Monday, August 13, 2007

Twister 2


This is an incredible idea from Canada. The Freakonomics blog mentions that an engineer from The Great White North thinks that we can harness the power of tornadoes to create energy. It's an amazing thought actually, and it's certainly possible. The more pressing question is while it's possible to do so, is it smart. The source article actually has a nice little joke about it, but it's a legitimate concern. If you have it remote enough, say the Outback or northern Canada, I suppose it would run out of steam before hitting anything, but it just seems dangerous. It's like all of the nanoengineering we're doing. Sure, bacteria and viruses are tiny and we can engineer them to, say, eat 1 million times their weight in feces, but who's to say that they won't take on a life of their own and mutate into some sort of horrific disease?
Nevertheless, it's certainly an idea worth looking into.

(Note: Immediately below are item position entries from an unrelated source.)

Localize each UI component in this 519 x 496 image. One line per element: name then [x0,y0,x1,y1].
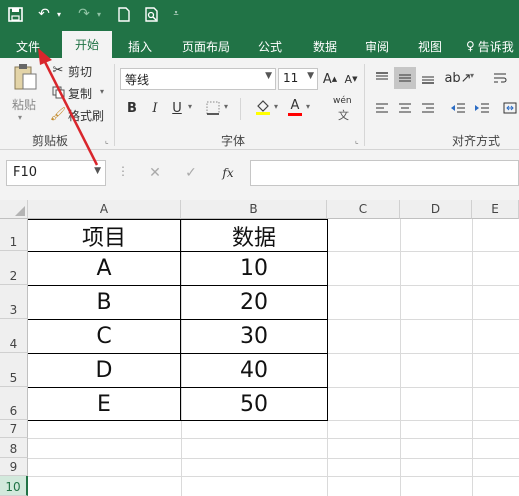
excel-window: ↶ ▾ ↷ ▾ ⩡ 文件 开始 插入 页面布局 公式 数据 审阅 视图 ♀ 告诉… [0,0,519,496]
annotation-arrow-icon [38,48,99,166]
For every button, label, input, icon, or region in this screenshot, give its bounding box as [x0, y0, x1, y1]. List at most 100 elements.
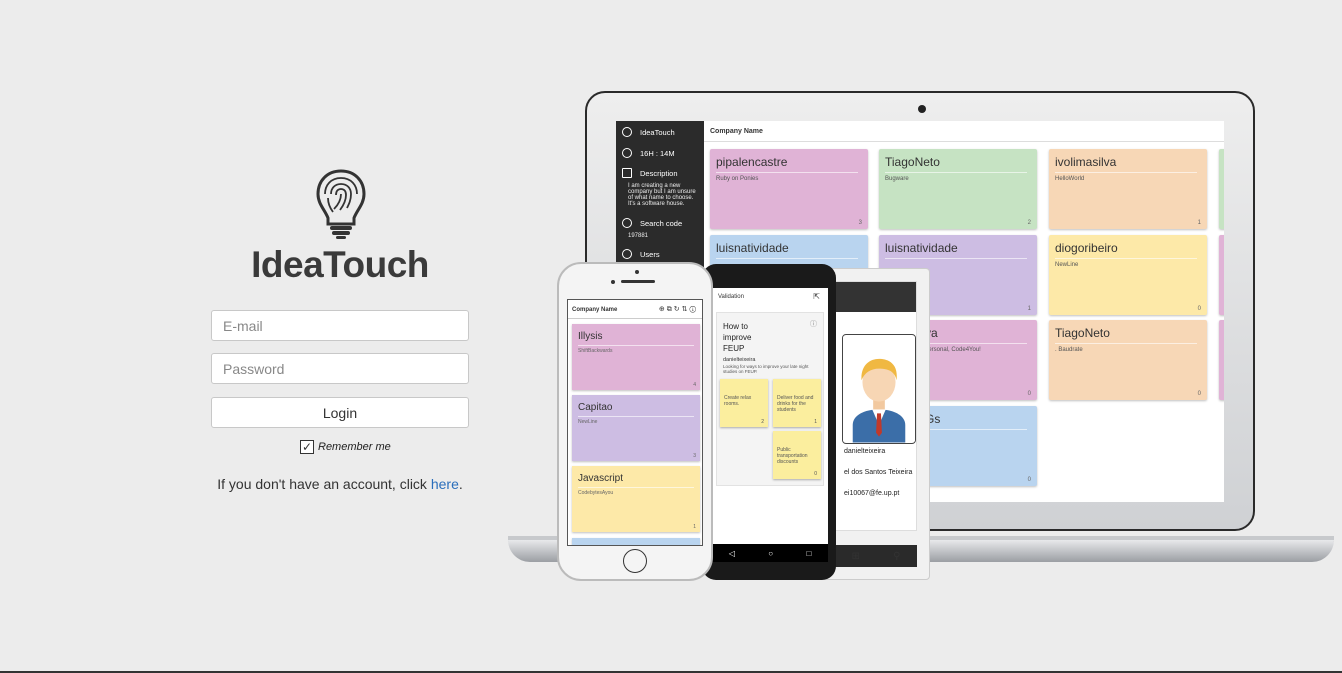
sidebar-app-label: IdeaTouch: [640, 127, 675, 137]
card-count: 0: [1197, 391, 1201, 397]
sidebar-search-label: Search code: [640, 218, 683, 228]
note-count: 1: [814, 419, 817, 425]
idea-card[interactable]: Capitao NewLine 3: [572, 395, 700, 461]
toolbar-icons[interactable]: ⊕⧉↻⇅ⓘ: [659, 305, 698, 314]
card-sub: personal, Code4You!: [925, 347, 981, 353]
sidebar-description: Description: [622, 168, 678, 178]
iphone-sensor: [611, 280, 615, 284]
wp-email: ei10067@fe.up.pt: [844, 490, 900, 497]
wp-nav-bar: ⊞ ⚲: [835, 545, 917, 567]
idea-card[interactable]: ivolimasilva HelloWorld 1: [1049, 149, 1207, 229]
email-field[interactable]: [211, 310, 469, 341]
card-sub: ShiftBackwards: [578, 348, 613, 354]
bulb-icon: [622, 218, 632, 228]
sidebar-app: IdeaTouch: [622, 127, 675, 137]
card-count: 4: [693, 382, 696, 388]
card-count: 3: [693, 453, 696, 459]
idea-card[interactable]: pipalencastre Ruby on Ponies 3: [710, 149, 868, 229]
users-icon: [622, 249, 632, 259]
card-count: 1: [1197, 220, 1201, 226]
note-count: 0: [814, 471, 817, 477]
sticky-note[interactable]: Deliver food and drinks for the students…: [773, 379, 821, 427]
card-title: luisnatividade: [885, 241, 958, 255]
wp-header-bar: [836, 282, 916, 312]
share-icon[interactable]: ⇱: [813, 292, 820, 301]
iphone-title: Company Name: [572, 307, 618, 313]
wp-fullname: el dos Santos Teixeira: [844, 469, 913, 476]
sidebar-time: 16H : 14M: [622, 148, 675, 158]
card-title: TiagoNeto: [885, 155, 940, 169]
sidebar-users: Users: [622, 249, 660, 259]
sidebar-description-text: I am creating a new company but I am uns…: [628, 183, 696, 207]
android-title: Validation: [718, 294, 744, 300]
idea-author: danielteixeira: [723, 357, 756, 363]
note-text: Public transportation discounts: [777, 447, 808, 465]
idea-card[interactable]: Javascript CodebytesAyou 1: [572, 466, 700, 532]
sidebar-search-code: 197881: [628, 233, 649, 239]
idea-detail-card: How to improve FEUP ⓘ danielteixeira Loo…: [716, 312, 824, 486]
idea-card-partial: [572, 538, 700, 545]
remember-label: Remember me: [318, 441, 391, 453]
brand-title: IdeaTouch: [251, 244, 429, 285]
bulb-icon: [622, 127, 632, 137]
card-sub: Bugware: [885, 176, 909, 182]
android-nav-bar: ◁ ○ □: [712, 544, 828, 562]
sidebar-users-label: Users: [640, 249, 660, 259]
card-title: Javascript: [578, 473, 624, 484]
screen-title: Company Name: [710, 128, 763, 135]
idea-card[interactable]: diogoribeiro NewLine 0: [1049, 235, 1207, 315]
idea-title: How to improve FEUP: [723, 322, 752, 353]
card-count: 1: [693, 524, 696, 530]
sticky-note[interactable]: Public transportation discounts 0: [773, 431, 821, 479]
note-count: 2: [761, 419, 764, 425]
idea-card[interactable]: Illysis ShiftBackwards 4: [572, 324, 700, 390]
remember-checkbox[interactable]: ✓: [300, 440, 314, 454]
screen-divider: [704, 141, 1224, 142]
card-count: 0: [1197, 306, 1201, 312]
idea-desc: Looking for ways to improve your late ni…: [723, 364, 809, 374]
iphone-screen: Company Name ⊕⧉↻⇅ⓘ Illysis ShiftBackwards…: [567, 299, 703, 546]
card-title: pipalencastre: [716, 155, 788, 169]
lightbulb-fingerprint-logo: [316, 169, 366, 239]
sticky-note[interactable]: Create relax rooms. 2: [720, 379, 768, 427]
card-sub: HelloWorld: [1055, 176, 1085, 182]
iphone-speaker: [621, 280, 655, 283]
login-button[interactable]: Login: [211, 397, 469, 428]
laptop-camera: [918, 105, 926, 113]
note-text: Deliver food and drinks for the students: [777, 395, 814, 413]
windows-phone-device: danielteixeira el dos Santos Teixeira ei…: [820, 268, 930, 580]
document-icon: [622, 168, 632, 178]
card-count: 0: [1027, 391, 1031, 397]
iphone-device: Company Name ⊕⧉↻⇅ⓘ Illysis ShiftBackwards…: [557, 262, 713, 581]
sidebar-description-label: Description: [640, 168, 678, 178]
recents-icon[interactable]: □: [806, 549, 811, 558]
note-text: Create relax rooms.: [724, 395, 752, 407]
idea-card-partial: [1219, 235, 1224, 315]
search-icon[interactable]: ⚲: [893, 551, 900, 562]
signup-end: .: [458, 476, 463, 492]
password-field[interactable]: [211, 353, 469, 384]
card-count: 1: [1027, 306, 1031, 312]
idea-card[interactable]: TiagoNeto . Baudrate 0: [1049, 320, 1207, 400]
iphone-home-button[interactable]: [623, 549, 647, 573]
idea-card[interactable]: TiagoNeto Bugware 2: [879, 149, 1037, 229]
card-sub: . Baudrate: [1055, 347, 1083, 353]
home-icon[interactable]: ○: [768, 549, 773, 558]
windows-icon[interactable]: ⊞: [852, 551, 860, 562]
card-count: 0: [1027, 477, 1031, 483]
android-device: Validation ⇱ How to improve FEUP ⓘ danie…: [702, 264, 836, 580]
card-title: TiagoNeto: [1055, 326, 1110, 340]
signup-link[interactable]: here: [431, 476, 459, 492]
card-sub: NewLine: [1055, 262, 1079, 268]
back-icon[interactable]: ◁: [729, 549, 735, 558]
windows-phone-screen: danielteixeira el dos Santos Teixeira ei…: [835, 281, 917, 531]
card-sub: CodebytesAyou: [578, 490, 614, 496]
info-icon[interactable]: ⓘ: [810, 319, 817, 329]
card-title: luisnatividade: [716, 241, 789, 255]
card-count: 2: [1027, 220, 1031, 226]
user-avatar-icon: [842, 334, 916, 444]
remember-me[interactable]: ✓ Remember me: [300, 440, 391, 454]
idea-card-partial: [1219, 320, 1224, 400]
card-title: Capitao: [578, 402, 613, 413]
wp-username: danielteixeira: [844, 448, 886, 455]
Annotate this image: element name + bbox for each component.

I'm all for these cleaner energy sources, like the turbines that use tides and/or waves to generate electricity or the splitting/fusing of atoms to power cars, it's just a matter of giving it the old college try. Of course, just like every other "clean" power source, you can bet that someone, somewhere will complain about it. Be it the environmentoniks in Massachusetts complaining about wind farms off Cape Cod or people whingeing about the salmon in the Columbia, it's a case of NIMBY. We'll see what people say when we start running those giant tornadoes over the equator.